Bu arada Nabokov, Ölü Canlar'ın İngilizce çevirmenlerinin yanlışlarını ve bunların yol açtığı anlam kayıplarını gösteriyor ve kendi çeviri önerilerini sunuyor (onları bile yetersiz bularak! Nabokov bile!). Bunu okuyunca kendi Ölü Canlar çevirimle ilgili tedirginliğimi hoş gördüm. Tekrar tekrar gözden geçirsem bile hiç bitmeyecek bir macera mı bu acaba? Aleksandr İvanov'un bitmeyen tablosu gibi (20 yıl boyunca yaptığı ve artık sergilediğinde bile düzeltmeye devam ettiği - bu bilgi de kitaptan) bitmeyen çeviri de olabilir mi? 
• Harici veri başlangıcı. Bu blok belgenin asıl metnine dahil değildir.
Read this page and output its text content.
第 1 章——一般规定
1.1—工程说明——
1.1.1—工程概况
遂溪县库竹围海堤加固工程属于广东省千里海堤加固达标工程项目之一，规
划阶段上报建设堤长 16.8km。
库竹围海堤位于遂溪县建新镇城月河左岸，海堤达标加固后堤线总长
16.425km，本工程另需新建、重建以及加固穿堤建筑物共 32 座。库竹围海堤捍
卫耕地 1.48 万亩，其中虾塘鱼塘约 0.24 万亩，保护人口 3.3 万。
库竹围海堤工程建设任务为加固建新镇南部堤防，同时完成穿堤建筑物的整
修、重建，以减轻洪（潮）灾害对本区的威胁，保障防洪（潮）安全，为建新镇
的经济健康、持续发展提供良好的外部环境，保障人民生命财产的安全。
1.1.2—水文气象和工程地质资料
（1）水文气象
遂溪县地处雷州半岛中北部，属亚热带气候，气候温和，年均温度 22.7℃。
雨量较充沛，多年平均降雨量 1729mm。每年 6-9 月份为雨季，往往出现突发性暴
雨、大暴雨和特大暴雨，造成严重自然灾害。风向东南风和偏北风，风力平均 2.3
Nabokov bir yerde de Rusça bilmeden ve Gogol kelimesini doğru düzgün telaffuz edemeden ("İngilizcede bulunmayan yumuşak, eriyen bir l'yle") Gogol'ü anlamanın mümkün olmadığını iddia ediyor. Zaman zaman kimi yazarlar/şairler için böyle şeyler söylenir: "Çevrilemez, çevrilse de kaybolur" gibi... Bir açıdan doğru bu. Ama neyin kastedildiğini anlasam da gönlüm razı olmuyor böyle imkansızlıklara. 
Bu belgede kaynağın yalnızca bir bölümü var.